王聿杰 齐国先 郑晓伟

BNIP3在心肌梗死GK糖尿病大鼠中的表达及氯化钴对心肌细胞的影响

王聿杰 齐国先 郑晓伟

目的 通过制作糖尿病大鼠和非糖尿病大鼠心肌梗死模型,研究BNIP3在糖尿病大鼠心肌梗死中的表达,探讨慢性氯化钴处理对糖尿病大鼠血糖及心肌细胞凋亡的影响。 方法 应用体质量200～250g的雄性GK(Goto-kakizaki)糖尿病大鼠及其对照雄性Wistar大鼠,通过开胸手术结扎麻醉大鼠冠状动脉左前降支制作大鼠在体心肌梗死模型,心肌梗死模型制作前测量血糖,手术成功后分组喂养大鼠3周。
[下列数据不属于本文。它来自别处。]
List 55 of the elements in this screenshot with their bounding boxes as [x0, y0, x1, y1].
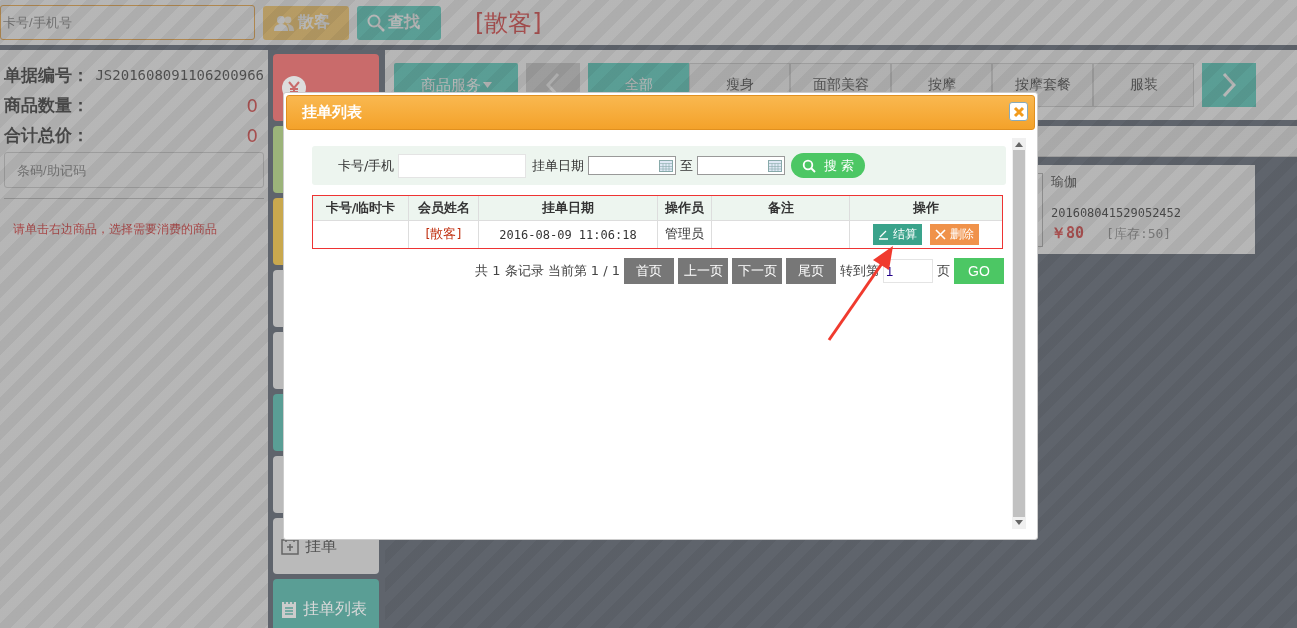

3周后,测量血糖,剪取心脏,检测缺血坏死区BNIP3的表达。 结果 与GK假手术组及心肌梗死组相比,GK心肌梗死+氯化钴处理组血糖降低;与GK心肌梗死组相比,GK心肌梗死+氯化钴处理组BNIP3基因表达减少;与Wistar假手术组及Wistar心肌梗死组相比,Wistar心肌梗死+氯化钴组血糖未见明显变化，与Wistar心肌梗死组相比，Wistar心肌梗死+氯化钴处理组BNIP3蛋白及基因表达亦无明显变化。 结论 慢性氯化钴处理降低糖尿病大鼠血糖,减少BNIP3凋亡基因在缺血坏死区的表达,表明高血糖可能促进心肌细胞凋亡,降低血糖可以减少心肌细胞凋亡。

BNIP3; 糖尿病大鼠; 心肌梗死; 心肌细胞凋亡

2型糖尿病是冠心病最常见的合并症之一。研究表明,冠心病合并糖尿病或者心肌梗死后发生应激性高血糖症患者病情严重程度增加,且愈后不佳[1]，其机制成为临床研究的热点。多项研究都证明高葡萄糖会诱发心肌细胞发生凋亡。本试验通过制作糖尿病大鼠和非糖尿病大鼠心肌梗死模型,研究BNIP3在糖尿病大鼠心肌梗死中的表达,探讨慢性氯化钴处理对糖尿病大鼠血糖及心肌细胞凋亡的影响。

1 材料和方法

1.1 实验动物及主要试剂 Wistar大鼠购自中国医科大学盛京医院实验动物部,Goto-kakizaki(GK)糖尿病大鼠购自上海斯莱特实验动物有限责任公司,抗BNIP3抗体(武汉博士德公司),Trizol 试剂(Ivitrogen公司),氯化钴(Sigma公司)。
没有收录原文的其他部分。